O’Kane poussa un cri en voyant le brasier qui les illuminait tous deux à travers la fumée. Il essaya de s’accrocher à la rambarde. Fegan le fit basculer et, dans un ultime effort, le poussa vers les flammes, mais les doigts du Bull agrippèrent ses vêtements. Le monde virevolta en tous sens, tandis que les marches en bois meurtrissaient ses épaules et ses côtes. Enfin, sa main trouva la rampe. O’Kane plongea dans la fumée, entraîné par sa propre masse. La fournaise engloutit ses cris qui bientôt laissèrent place au seul rugissement de l’incendie.

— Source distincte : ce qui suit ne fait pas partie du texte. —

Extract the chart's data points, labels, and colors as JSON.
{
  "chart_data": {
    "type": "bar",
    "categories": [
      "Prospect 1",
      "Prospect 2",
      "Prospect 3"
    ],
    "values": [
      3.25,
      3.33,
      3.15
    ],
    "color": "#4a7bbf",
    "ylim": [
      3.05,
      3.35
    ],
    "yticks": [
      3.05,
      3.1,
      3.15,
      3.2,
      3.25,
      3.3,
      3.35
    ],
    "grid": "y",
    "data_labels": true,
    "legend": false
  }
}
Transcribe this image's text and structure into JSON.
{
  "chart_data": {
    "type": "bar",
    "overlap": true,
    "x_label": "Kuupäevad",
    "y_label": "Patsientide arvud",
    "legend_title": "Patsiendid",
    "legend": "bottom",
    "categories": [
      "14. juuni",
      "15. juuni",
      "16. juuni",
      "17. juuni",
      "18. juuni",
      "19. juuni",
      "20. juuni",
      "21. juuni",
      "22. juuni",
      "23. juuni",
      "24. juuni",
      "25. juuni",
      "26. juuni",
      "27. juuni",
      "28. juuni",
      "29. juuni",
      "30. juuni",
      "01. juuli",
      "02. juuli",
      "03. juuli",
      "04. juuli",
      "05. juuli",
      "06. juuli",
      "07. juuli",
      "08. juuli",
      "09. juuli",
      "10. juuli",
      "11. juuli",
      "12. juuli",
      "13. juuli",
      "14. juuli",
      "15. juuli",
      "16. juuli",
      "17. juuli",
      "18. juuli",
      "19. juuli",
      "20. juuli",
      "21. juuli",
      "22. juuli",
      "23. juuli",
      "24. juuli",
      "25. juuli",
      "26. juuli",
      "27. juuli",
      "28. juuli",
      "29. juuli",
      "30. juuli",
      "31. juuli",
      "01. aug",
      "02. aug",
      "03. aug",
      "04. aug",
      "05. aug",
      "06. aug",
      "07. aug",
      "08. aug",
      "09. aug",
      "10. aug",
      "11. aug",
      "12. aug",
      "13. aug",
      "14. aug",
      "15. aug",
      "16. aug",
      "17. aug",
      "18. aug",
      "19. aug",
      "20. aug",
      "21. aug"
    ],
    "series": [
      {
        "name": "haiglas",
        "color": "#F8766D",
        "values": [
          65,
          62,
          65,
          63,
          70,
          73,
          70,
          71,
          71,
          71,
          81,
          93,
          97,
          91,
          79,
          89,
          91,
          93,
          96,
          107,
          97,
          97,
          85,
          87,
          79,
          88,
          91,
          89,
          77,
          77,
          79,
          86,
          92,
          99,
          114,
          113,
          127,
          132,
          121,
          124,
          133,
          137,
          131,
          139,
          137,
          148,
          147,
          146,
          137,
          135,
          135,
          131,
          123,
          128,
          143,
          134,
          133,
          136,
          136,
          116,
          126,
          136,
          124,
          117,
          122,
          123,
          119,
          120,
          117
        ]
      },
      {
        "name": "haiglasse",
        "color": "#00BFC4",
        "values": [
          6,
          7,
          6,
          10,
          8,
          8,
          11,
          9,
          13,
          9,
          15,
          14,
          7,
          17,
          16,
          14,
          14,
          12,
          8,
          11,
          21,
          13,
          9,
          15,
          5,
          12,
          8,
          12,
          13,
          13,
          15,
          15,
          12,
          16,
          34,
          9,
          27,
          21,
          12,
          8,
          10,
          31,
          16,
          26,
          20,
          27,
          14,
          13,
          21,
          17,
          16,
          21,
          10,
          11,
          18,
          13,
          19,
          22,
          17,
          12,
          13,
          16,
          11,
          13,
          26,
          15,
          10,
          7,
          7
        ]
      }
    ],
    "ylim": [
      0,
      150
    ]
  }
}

Fegan obligea ses jambes à se remettre en marche, ses bras à le hisser vers le haut de l’escalier. Il essayait de respirer mais ses côtes qu’il savait cassées se tordaient douloureusement. Là-haut, à travers la fumée, la lumière brillait. C’est vers elle qu’il se traînait, refoulant sa souffrance au point qu’elle s’évaporait. À mesure qu’il s’élevait, la lumière se faisait plus vive. Combien de marches avait-il dévalées ? Pas tant que ça, sûrement. L’escalier s’étirait à l’infini. Il cessa de mesurer sa progression.
Il montait toujours. Bientôt la lumière envahit l’espace entier et il oublia tout ce qu’il savait, tout sauf un jour radieux à Belfast, pas si éloigné, où il avait tenu dans la sienne la main d’Ellen McKenna.
Il tomba, la joue et la poitrine écrasées sur les dures marches en bois qui lui parurent douces comme l’air. Le sommeil l’appelait dans la tiédeur de ses bras. Il écouta : le monde entier défilait.
En une étrange révélation, il sut tout simplement que son cœur s’était arrêté. Le sifflement s’enfla à ses oreilles, la foudre alluma un éclair devant ses yeux. Des visages se formaient dans la rivière noire qui grondait autour de lui, certains détendus et aimants, d’autres effrayés et pleins de haine. Parmi eux apparut sa mère, et il se rappela les rochers sur le rivage de Portaferry, sa mère qui le tenait et tournoyait sur elle-même ; lui, plus léger que l’air, les pieds en l’air et leurs rires. Il fut saisi d’un vertige et il eut peur, mais le bonheur était plus fort, ils tournaient tous les deux, tournaient si longtemps qu’il eut l’impression qu’ils tourneraient pour toujours, mais l’éclair revint, et ce fut tout.
Gerry Fegan rencontra l’éternité avec du soleil et de l’air salé sur la peau.